DEWAN MINTA PEMKAB SERIUS TANGANI SAMPAH

oleh

Bicara soal sampah mungkin tidak ada habisnya. Selain dipandang tidak sedap, keberadaan sampah akan mendatangkan berbagai macam penyakit serta menjadi penyebab banjir di mana-mana, apalagi di musim penghujan seperti saat ini.

Hingga saat ini Pemerintah Kabupaten (Pemkab) Bogor, belum memiliki alat berat, hal itu terjadi di TPA Galuga Kecamatan Cibungbulang. Sudah hampir satu pekan truk-truk sampah setiap hari harus antri untuk buang ke tempat pembuangan akhir sampah di TPA Galuga.

Salah satu kernet truk sampah Imam mengungkapkan, untuk buang sampah di TPA Galuga harus menunggu antrian panjang, karena akibat adanya alat berat milik Kabupaten Bogor, yang sudah lama mengalami kerusakan.

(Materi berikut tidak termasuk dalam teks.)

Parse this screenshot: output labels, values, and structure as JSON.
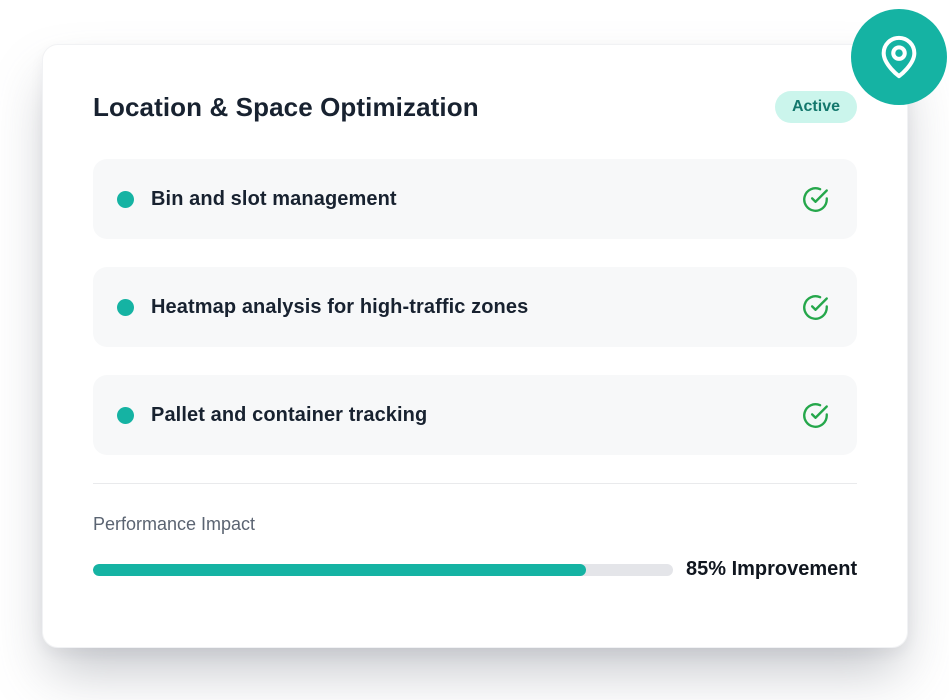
{
  "card": {
    "title": "Location & Space Optimization",
    "status_badge": "Active",
    "features": [
      {
        "label": "Bin and slot management"
      },
      {
        "label": "Heatmap analysis for high-traffic zones"
      },
      {
        "label": "Pallet and container tracking"
      }
    ],
    "performance": {
      "label": "Performance Impact",
      "percent": 85,
      "value_label": "85% Improvement"
    }
  },
  "icons": {
    "corner": "map-pin-icon",
    "feature_status": "check-circle-icon",
    "feature_bullet": "dot-icon"
  },
  "colors": {
    "teal": "#15b3a3",
    "badge_bg": "#cbf5ec",
    "badge_text": "#13786d",
    "check_green": "#25a74b",
    "row_bg": "#f7f8f9",
    "track": "#e4e5e9",
    "divider": "#e9eaec",
    "text_dark": "#182230",
    "text_black": "#10161f",
    "text_gray": "#5b6472"
  }
}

“Kalau alat beratnya lancar. Ya, buang juga lancar, tapi kalau alat beratnya rusak. Ngantri, paling saya buang kemalaman,” keluhnya kepada Metropolitan, kemarin.

Sementara itu Anggota DPRD Kabupaten Bogor, Egi Ghunandi Whibawa, mengatakan pemerintah harus segera mengatasi soal sampah di TPA Galuga. Sampah persoalan yang cukup penting jangan lambat mengatasinya.

“Pemerintah kan bukan pada posisi penyewa, tapi kita bicara pemerintah sebagai pihak yang bertanggung jawab memberikan solusi untuk warganya,” ujar Egi saat diminta tanggapanya.

Kabid Pengelolaan Sampah DLH Kabupaten Bogor, Atis Tardiana saat di konfirmasi mengaku antrian truk-truk sampah yang buang ke TPA Galuga terjadi, karena alat yang bekerja cuma dua unit yaitu satu dhozer dan satu exavator.

“Kan ada waktu untuk tender dan test alat yang baru, bisa dipakai langsung nanti. Mudah-mudahann besok sudah bisa datang satu dhozer dan satu exavator tambahan alat berat. Alat baru akan kita tender lewat e-catalog, butuh waktu 60 hari untuk pengadaannya,” ujarnya.